The Air Force is conducting a comprehensive review to see if other criminal records were appropriately reported after initial information suggests the Texas church shooter's domestic violence offense was not entered into the National Criminal Information Center database by the Holloman Air Force Base Office of Special Investigations. Air Force photo by A1C Grace Lee.
Air Force Secretary Heather Wilson and Chief of Staff Gen. David Goldfein have launched “a complete review” of how the service handled criminal records of former airman Devin Patrick Kelley, who is accused of killing 26 people and wounding at least 20 others at the First Baptist Church in Sutherland Springs, Texas, on Sunday.
Kelley enlisted in the Air Force in 2010 and worked in logistics readiness at Holloman AFB, N.M. In 2012, he was convicted by a general court-martial on two charges of domestic assault against his wife and stepson. He served a year in confinement at Naval Consolidated Brig Miramar in California before being released from the service in 2014 as an E-1 with a bad conduct discharge, Air Force spokeswoman Ann Stefanek said.

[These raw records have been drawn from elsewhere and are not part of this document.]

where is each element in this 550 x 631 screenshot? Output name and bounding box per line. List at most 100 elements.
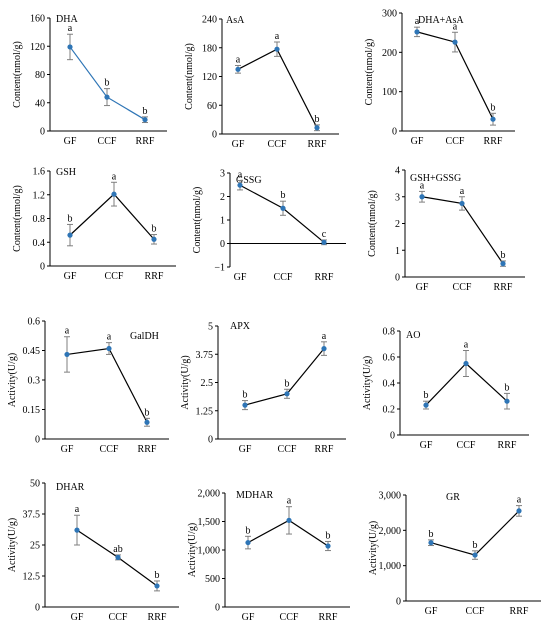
- panel-dha-asa: 0 100 200 300 GF CCF RRF Content(nmol/g) DHA+AsA…: [364, 9, 515, 147]
- x-tick-label: GF: [425, 606, 438, 617]
- data-point: [144, 419, 150, 425]
- panel-galdh: 0 0.15 0.3 0.45 0.6 GF CCF RRF Activity(U/g) GalD…: [7, 317, 169, 455]
- y-tick-label: 1: [220, 216, 225, 227]
- data-point: [423, 402, 429, 408]
- panel-title: AO: [406, 330, 420, 341]
- x-tick-label: CCF: [278, 444, 297, 455]
- panel-title: GSH: [56, 167, 76, 178]
- significance-letter: b: [424, 390, 429, 401]
- panel-title: AsA: [226, 15, 245, 26]
- significance-letter: b: [505, 382, 510, 393]
- significance-letter: a: [275, 31, 280, 42]
- data-point: [74, 527, 80, 533]
- y-tick-label: 100: [382, 87, 397, 98]
- x-tick-label: GF: [416, 282, 429, 293]
- significance-letter: c: [322, 229, 327, 240]
- data-point: [154, 583, 160, 589]
- data-point: [111, 191, 117, 197]
- y-tick-label: 0: [208, 435, 213, 446]
- significance-letter: a: [65, 326, 70, 337]
- y-tick-label: 0: [212, 130, 217, 141]
- x-tick-label: CCF: [446, 136, 465, 147]
- data-point: [242, 402, 248, 408]
- panel-gr: 0 1,000 2,000 3,000 GF CCF RRF Activity(U/g) GR b…: [368, 491, 541, 617]
- x-tick-label: GF: [242, 612, 255, 623]
- y-tick-label: 3: [395, 192, 400, 203]
- significance-letter: a: [107, 332, 112, 343]
- significance-letter: a: [464, 340, 469, 351]
- y-tick-label: 160: [30, 14, 45, 25]
- y-tick-label: 0.15: [23, 405, 41, 416]
- x-tick-label: RRF: [319, 612, 338, 623]
- y-tick-label: 3: [220, 169, 225, 180]
- data-point: [321, 239, 327, 245]
- x-tick-label: GF: [239, 444, 252, 455]
- panel-gsh: 0 0.4 0.8 1.2 1.6 GF CCF RRF Content(nmol/g) GSH b…: [12, 167, 176, 282]
- x-tick-label: CCF: [274, 272, 293, 283]
- significance-letter: b: [281, 190, 286, 201]
- y-tick-label: 0: [35, 603, 40, 614]
- data-point: [419, 194, 425, 200]
- series-line: [237, 48, 318, 129]
- data-point: [280, 205, 286, 211]
- significance-letter: b: [285, 378, 290, 389]
- y-tick-label: 3,000: [379, 491, 402, 502]
- data-point: [314, 125, 320, 131]
- y-axis-title: Content(nmol/g): [184, 43, 195, 110]
- data-point: [490, 116, 496, 122]
- y-tick-label: 500: [205, 574, 220, 585]
- data-point: [67, 232, 73, 238]
- y-tick-label: 0: [392, 127, 397, 138]
- data-point: [321, 346, 327, 352]
- y-tick-label: 0: [395, 273, 400, 284]
- x-tick-label: CCF: [105, 271, 124, 282]
- significance-letter: b: [315, 114, 320, 125]
- x-tick-label: GF: [71, 612, 84, 623]
- x-tick-label: RRF: [315, 272, 334, 283]
- y-tick-label: 300: [382, 9, 397, 20]
- x-tick-label: RRF: [136, 136, 155, 147]
- y-tick-label: 2,000: [198, 489, 221, 500]
- y-tick-label: 37.5: [23, 510, 41, 521]
- y-tick-label: 0: [35, 435, 40, 446]
- panel-dhar: 0 12.5 25 37.5 50 GF CCF RRF Activity(U/g) DHAR a a…: [7, 479, 179, 623]
- panel-title: GSSG: [236, 175, 262, 186]
- data-point: [142, 117, 148, 123]
- significance-letter: ab: [113, 544, 122, 555]
- y-axis-title: Content(nmol/g): [367, 190, 378, 257]
- y-axis-title: Activity(U/g): [368, 521, 379, 575]
- data-point: [414, 29, 420, 35]
- y-tick-label: 5: [208, 322, 213, 333]
- significance-letter: b: [326, 530, 331, 541]
- significance-letter: b: [473, 540, 478, 551]
- x-tick-label: GF: [232, 139, 245, 150]
- significance-letter: a: [112, 171, 117, 182]
- y-axis-title: Content(nmol/g): [12, 185, 23, 252]
- series-line: [69, 193, 155, 240]
- x-tick-label: CCF: [100, 444, 119, 455]
- data-point: [274, 46, 280, 52]
- data-point: [516, 508, 522, 514]
- significance-letter: b: [246, 525, 251, 536]
- data-point: [428, 540, 434, 546]
- panel-title: GalDH: [130, 331, 159, 342]
- x-tick-label: CCF: [453, 282, 472, 293]
- data-point: [235, 66, 241, 72]
- y-tick-label: 0.4: [383, 379, 396, 390]
- data-point: [245, 539, 251, 546]
- data-point: [325, 543, 331, 549]
- x-tick-label: RRF: [315, 444, 334, 455]
- data-point: [64, 351, 70, 358]
- y-tick-label: 0: [220, 239, 225, 250]
- x-tick-label: RRF: [484, 136, 503, 147]
- panel-ao: 0 0.2 0.4 0.6 0.8 GF CCF RRF Activity(U/g) AO b a b: [362, 327, 529, 451]
- x-tick-label: RRF: [138, 444, 157, 455]
- y-axis-title: Content(nmol/g): [12, 41, 23, 108]
- x-tick-label: CCF: [98, 136, 117, 147]
- y-tick-label: 1.6: [33, 167, 46, 178]
- y-tick-label: 0: [396, 597, 401, 608]
- x-tick-label: CCF: [109, 612, 128, 623]
- panel-mdhar: 0 500 1,000 1,500 2,000 GF CCF RRF Activity(U/g)…: [187, 489, 350, 623]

“Federal law prohibited him from buying or possessing firearms after this conviction,” said Stefanek. However, “initial information indicates that Kelley’s domestic violence offense was not entered into the National Criminal Information Center database by the Holloman Air Force Base Office of Special Investigations.”
The Air Force Inspector General will review USAF’s databases to ensure records in other cases were reported correctly, said Stefanek. The DOD Inspector General also will conduct a similar review in concert with the Air Force and will “review relevant policies and procedures to ensure records from other cases across DOD have been reported correctly,” according to a Pentagon statement.

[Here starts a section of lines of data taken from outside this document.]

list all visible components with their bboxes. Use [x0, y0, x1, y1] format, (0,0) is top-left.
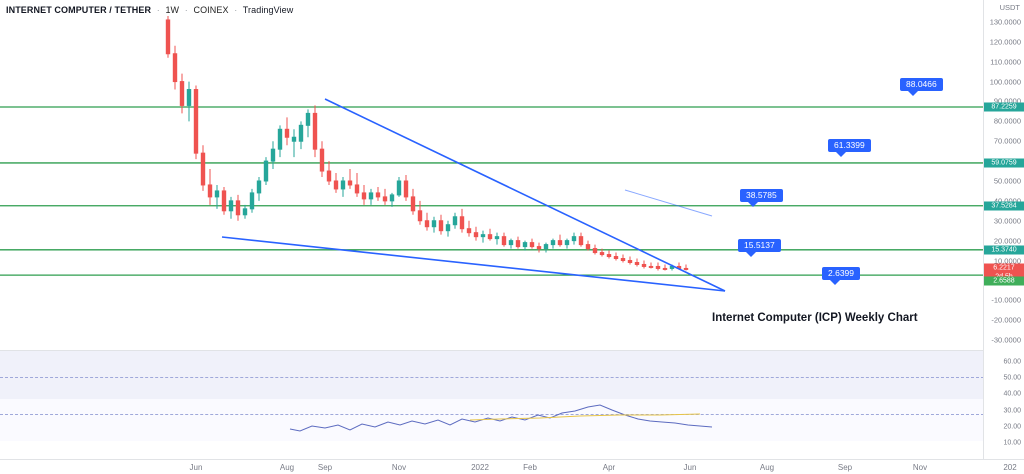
price-callout[interactable]: 88.0466 — [900, 78, 943, 96]
chart-annotation: Internet Computer (ICP) Weekly Chart — [712, 312, 918, 324]
indicator-svg — [289, 404, 713, 432]
indicator-tick-label: 20.00 — [1003, 423, 1021, 431]
y-tick-label: 120.0000 — [989, 37, 1021, 47]
price-tag: 59.0759 — [984, 158, 1024, 168]
y-tick-label: 110.0000 — [990, 57, 1021, 67]
price-tag: 6.2217 — [984, 263, 1024, 273]
x-tick-label: Jun — [189, 463, 203, 472]
indicator-tick-label: 30.00 — [1003, 407, 1021, 415]
y-tick-label: 30.0000 — [993, 216, 1021, 226]
y-tick-label: 90.0000 — [993, 96, 1021, 106]
y-tick-label: 40.0000 — [994, 196, 1021, 205]
x-tick-label: Jun — [683, 463, 697, 472]
y-tick-label: 70.0000 — [993, 136, 1021, 146]
x-tick-label: 202 — [1003, 463, 1017, 472]
y-tick-label: 20.0000 — [993, 236, 1021, 246]
price-tag: 87.2259 — [984, 102, 1024, 112]
time-axis[interactable]: Jun Aug Sep Nov 2022 Feb Apr Jun Aug Sep Nov 202 — [0, 459, 1024, 474]
y-tick-label: -30.0000 — [991, 335, 1021, 345]
x-tick-label: Aug — [759, 463, 775, 472]
indicator-tick-label: 10.00 — [1003, 439, 1021, 447]
interval-label[interactable]: 1W — [165, 5, 180, 15]
indicator-tick-label: 50.00 — [1003, 374, 1021, 382]
x-tick-label: Sep — [837, 463, 853, 472]
price-callout[interactable]: 61.3399 — [828, 139, 871, 157]
header-separator-1: · — [156, 5, 160, 15]
y-tick-label: 80.0000 — [993, 116, 1021, 126]
x-tick-label: 2022 — [471, 463, 489, 472]
axis-unit-label: USDT — [999, 3, 1020, 12]
chart-header: INTERNET COMPUTER / TETHER · 1W · COINEX… — [6, 5, 293, 15]
y-tick-label: 10.0000 — [993, 256, 1021, 265]
x-tick-label: Nov — [391, 463, 407, 472]
price-tag: 2.6588 — [984, 276, 1024, 286]
x-tick-label: Feb — [523, 463, 537, 472]
x-tick-label: Aug — [279, 463, 295, 472]
symbol-label[interactable]: INTERNET COMPUTER / TETHER — [6, 5, 152, 15]
y-tick-label: -20.0000 — [991, 315, 1021, 325]
price-axis[interactable]: USDT 130.0000 120.0000 110.0000 100.0000 90.… — [983, 0, 1024, 474]
y-tick-label: 50.0000 — [993, 176, 1021, 186]
price-tag: 15.3740 — [984, 245, 1024, 255]
y-tick-label: 100.0000 — [989, 77, 1021, 87]
indicator-pane[interactable] — [0, 350, 984, 441]
indicator-level-50 — [0, 377, 984, 378]
x-tick-label: Nov — [912, 463, 928, 472]
y-tick-label: -10.0000 — [991, 295, 1021, 305]
y-tick-label: 130.0000 — [989, 17, 1021, 27]
indicator-level-30 — [0, 414, 984, 415]
indicator-zone — [0, 351, 984, 399]
price-tag: 37.5284 — [984, 201, 1024, 211]
price-svg — [0, 15, 984, 292]
header-separator-3: · — [234, 5, 238, 15]
indicator-tick-label: 40.00 — [1003, 390, 1021, 398]
exchange-label[interactable]: COINEX — [193, 5, 229, 15]
provider-label: TradingView — [242, 5, 294, 15]
price-callout[interactable]: 15.5137 — [738, 239, 781, 257]
price-pane[interactable] — [0, 0, 984, 440]
indicator-tick-label: 60.00 — [1003, 358, 1021, 366]
price-callout[interactable]: 38.5785 — [740, 189, 783, 207]
x-tick-label: Apr — [602, 463, 616, 472]
x-tick-label: Sep — [317, 463, 333, 472]
header-separator-2: · — [184, 5, 188, 15]
price-callout[interactable]: 2.6399 — [822, 267, 860, 285]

On Sunday morning, Kelley opened fire just outside the church with a Ruger AR-556 rifle. He continued firing while he entered the church in the midst of an ongoing worship service. After killing and wounding nearly 50 churchgoers, Kelley drove away in his SUV.

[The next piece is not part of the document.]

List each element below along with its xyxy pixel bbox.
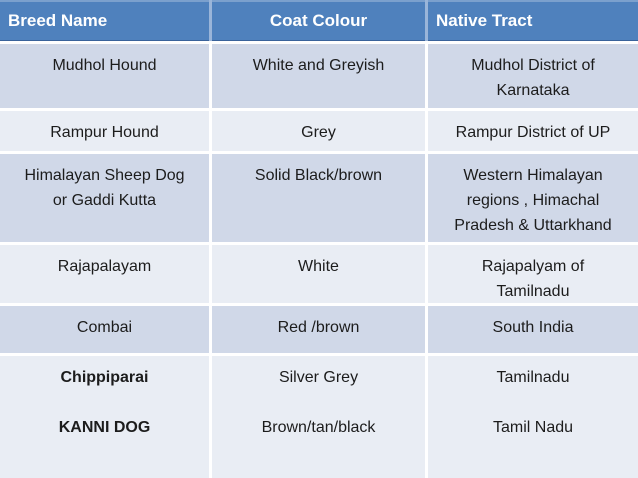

He was pursued by two bystanders, who also exchanged fire with Kelley, until his car crashed. He was found dead in his vehicle, but Texas officials have yet to announce the cause of death pending an autopsy.
Before the attack, Kelley had sent “threatening text messages” to his mother-in-law, who sometimes attends the church, said Freeman Martin, a spokesperson for the Texas Department of Public Safety, Reuters reported. The local sheriff’s office said that none of the family members were present during the attack.